“This has been a government-induced rally,” said Jordan Irving, who helps manage more than $110 billion at Delaware Investments in Philadelphia. “We need to see some real positives coming from internal demand, as opposed to government- related demand, and it’s just not there.” Bloomberg
“–my concern is that the size of that (capital requirement) leverage will be set by the same people who set it last time, one of which was Hank Paulson, who was at the time the CEO of Goldman Sachs, and went on to be the Treasury Secretary, and then he (had) a secret meeting where he gave out a few hundred billion of the taxpayer’s dollars behind closed doors. ” Daily Bail
But the good news is…
“Looking at California’s budget figures, projected state revenues for 2009 are $128 billion. At a reserve requirement of 10%, if California deposited all $128 billion in its own state-owned bank, it could issue $1.28 trillion in loans, far more than it would need to cover its $23 billion budget shortfall. To lend itself the money to cover the shortfall, it would need only $2.3 billion in deposits and about $2 billion in capital, assuming an 8% capital requirement.” Web of Debt
In point of fact, if every state in the union adopted the practice of chartering its own state-owned bank, funded by taxpayers, each of the 47 states now facing near term bankruptcy could solve their budget deficit problem with money to spare for infrastructure development and social services. North Dakota does, and has a billion dollar budget surplus.

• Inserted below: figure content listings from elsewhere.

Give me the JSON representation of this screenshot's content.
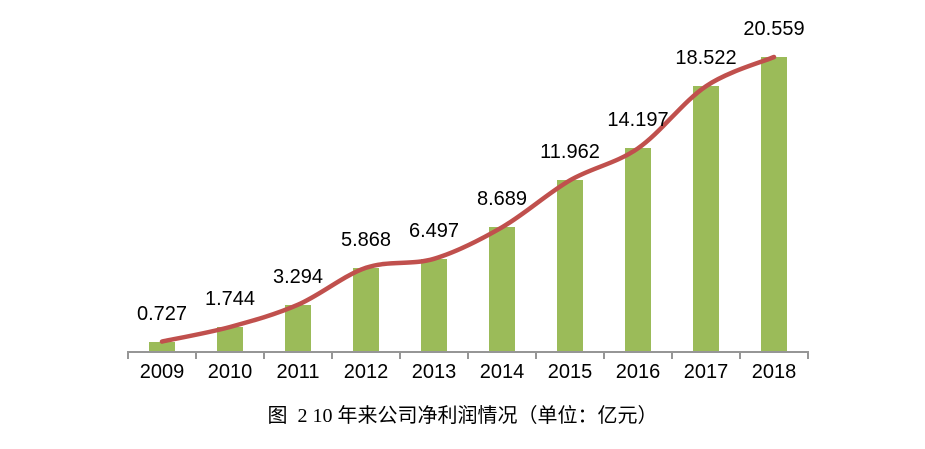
{
  "page": {
    "background": "#FFFFFF"
  },
  "caption": {
    "text": "图  2 10 年来公司净利润情况（单位：亿元）"
  },
  "chart_data": {
    "type": "bar",
    "combo": "bar+line",
    "title": "图 2 10 年来公司净利润情况（单位：亿元）",
    "unit": "亿元",
    "categories": [
      "2009",
      "2010",
      "2011",
      "2012",
      "2013",
      "2014",
      "2015",
      "2016",
      "2017",
      "2018"
    ],
    "series": [
      {
        "name": "bar",
        "type": "bar",
        "color": "#9BBB59",
        "values": [
          0.727,
          1.744,
          3.294,
          5.868,
          6.497,
          8.689,
          11.962,
          14.197,
          18.522,
          20.559
        ]
      },
      {
        "name": "line",
        "type": "line",
        "color": "#C0504D",
        "smooth": true,
        "values": [
          0.727,
          1.744,
          3.294,
          5.868,
          6.497,
          8.689,
          11.962,
          14.197,
          18.522,
          20.559
        ]
      }
    ],
    "data_labels": [
      "0.727",
      "1.744",
      "3.294",
      "5.868",
      "6.497",
      "8.689",
      "11.962",
      "14.197",
      "18.522",
      "20.559"
    ],
    "xlabel": "",
    "ylabel": "",
    "ylim": [
      0,
      25
    ],
    "grid": false,
    "legend": "none",
    "y_axis_visible": false,
    "axis_color": "#969696",
    "text_color": "#000000"
  }
}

Even the United States could play the fractional reserve banking system game to fund it’s growing deficit and debt problem, but it capitulates to the system of borrowng from the Federal Reserve, a privately owned, for-profit bank which partners with a system of global reserve banks that abandoned good banking principles for profits, then held the world hostage when it’s scheme intentionally collapsed.
I for one would rather see my tax dollars go to capitalize a state-owned bank here in Florida, WHICH OBSERVES THE RULE OF GLASS STEAGALL and does not leverage it’s capital to speculate in the derivatives casino swindle, but rather observes conventional banking rules and capital ratios under the fractional reserve system.
UNDER THAT SCENARIO, WITHIN A FEW YEARS EVERY SOVEREIGN STATE IN THE UNION WOULD BE FINACIALLY SOLVENT, AS NORTH DAKOTA IS.
In a world like that–what then would the Federal government do? In what form would it continue to exist?
Think about it — our nation’s solvency depends on it — then, TAKE ACTION!